The novel was adapted into an audiobook read by Lincoln Hoppe and published by the Listening Library in 2009.

== Background ==
The author was inspired to write the novel from his time living at a home that was part of L'Arche, a faith-based community where normal adults live with those with developmental disabilities. Stork said, "you learn more from them than, frankly, they learn from you . . . . [they] contribute to healing some of the things wrong in our society." In the writing process, he dealt with creating the character, Marcelo, first, gave him the diagnosis after that, and then put in a bit of religion.
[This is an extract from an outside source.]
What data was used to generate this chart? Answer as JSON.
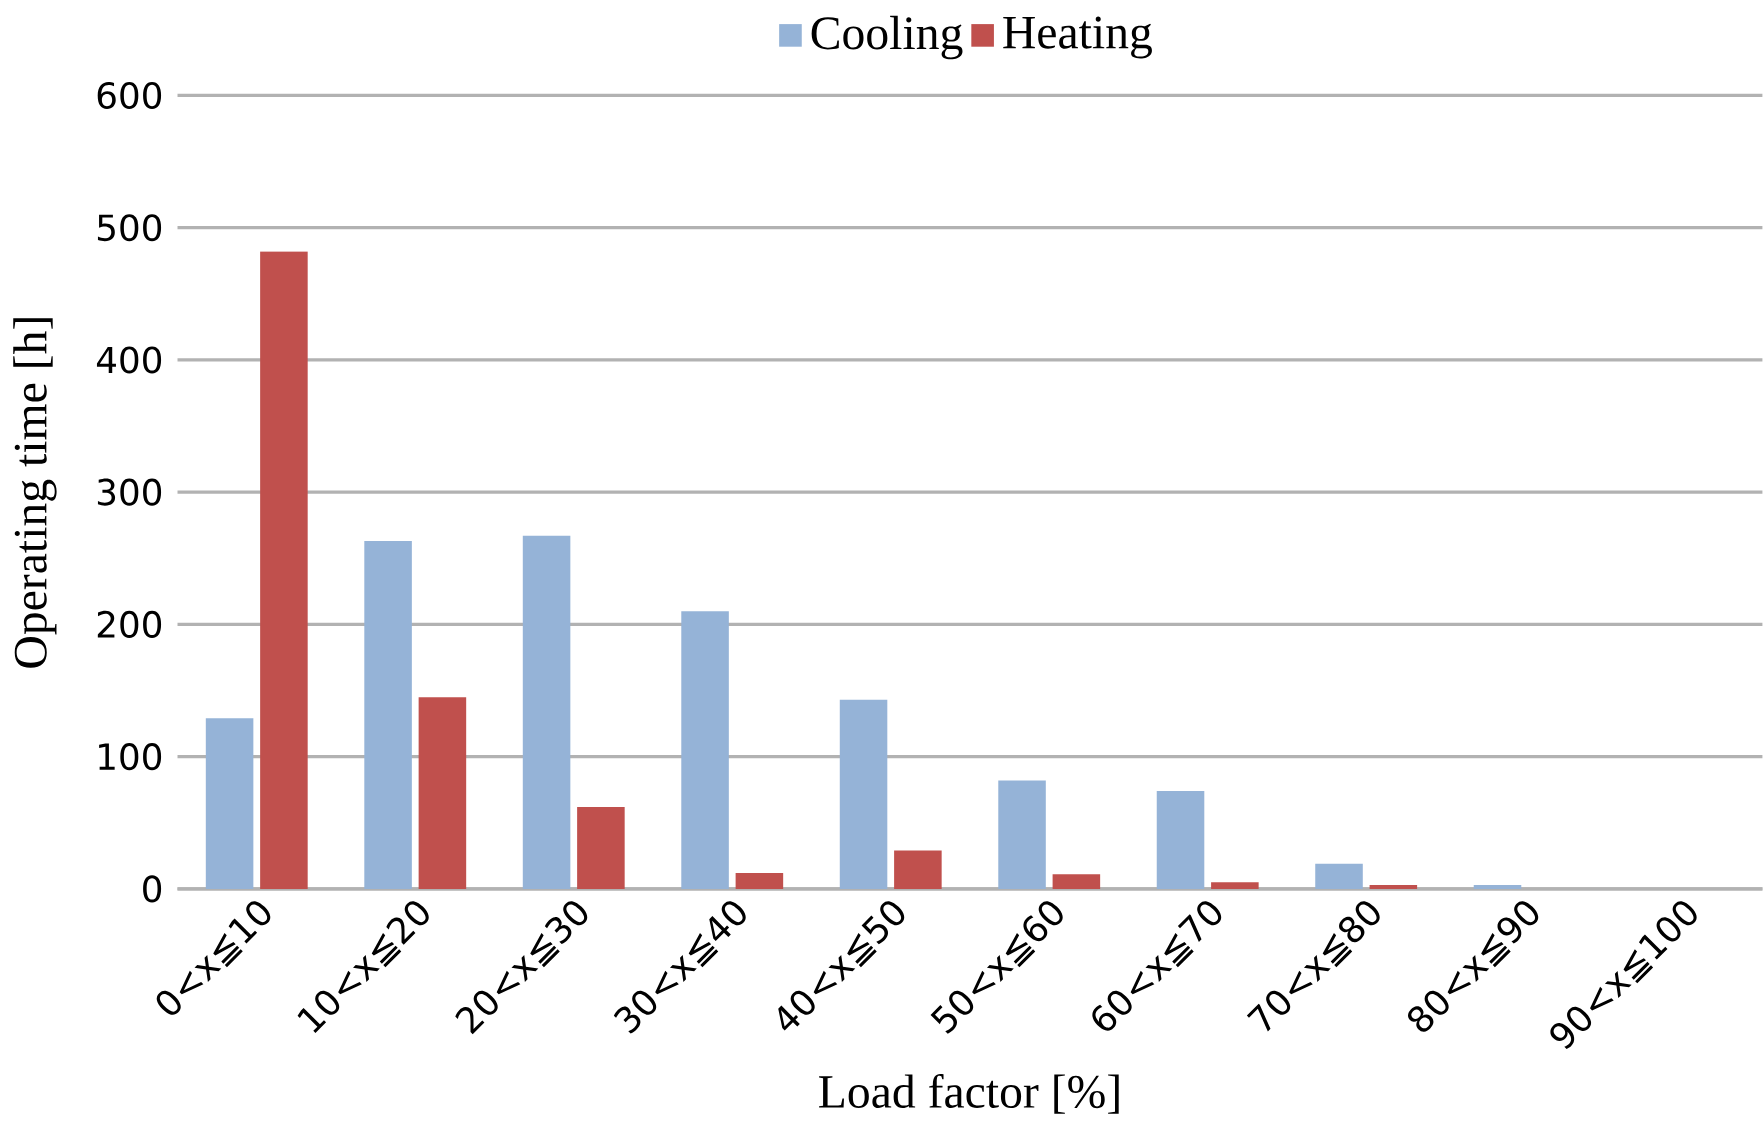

== Awards and achievements ==
- Marcelo in the Real World won the Schneider Family Book Award in January 2010. This award honors an author or illustrator for a book that embodies an artistic expression of the disability experience for child and adolescent audiences. Francisco X. Stork was presented this award for his literary portrayal of Marcelo Sandoval who is diagnosed with a form of Asperger's Syndrome.
- 2010 Once Upon a World Children’s Book Award, recognized for its themes of understanding and tolerance, aligning with the mission of the Simon Wiesenthal Center.
- New York Times Notable Children’s Book of 2009, Highlighted for its unique storytelling and compelling character exploration.
- Washington Post Best Kids’ Books of the Year, praised for addressing ethical dilemmas and social challenges faced by young adults.
- Smithsonian Notable Book of 2009, honored for blending personal development with broader societal issues.
- A YALSA Best Book for Young Adults, 2010, Acknowledged for its appeal to teen readers through relatable struggles and personal growth.
- YALSA Top 10 Best Books for Young Adults, ranked as one of the most impactful young adult novels of the year.
- 2010 NPR.org Best Young Adult Fiction for 2009, Rrcognized for its narrative depth and unique perspective.
- 2009 Booklist Editors’ Choice, valued for literary quality and its engaging portrayal of autism.
- Horn Book Fanfare Book, acclaimed for exceptional writing and character development.
- Kirkus Best Book of 2009, highlighted for Marcelo’s nuanced journey of self-discovery.
- Publishers Weekly Best Book of 2009, noted for its emotional depth and thought-provoking themes.
- School Library Journal Best Book of 2009, commended for tackling complex issues in a way that resonates with young readers.
- CBC/NCSS Notable Social Studies Trade Books for Young People 2010, celebrated for its educational value in addressing social and ethical themes.
- 2010 IRA Notable Books for a Global Society, recognized for promoting cultural and social understanding through literature.

==Bibliography==
Stork, Francisco (March 1, 2009). Marcelo in the Real World. New York, NY: Scholastic, Inc. p. 54. ISBN 978-0-545-05474-4.

==Film adaptation==
A film adaptation was announced on September 1, 2026. The film will be directed by Lucía Puenzo and will star Eva Longoria and Eugenio Derbez.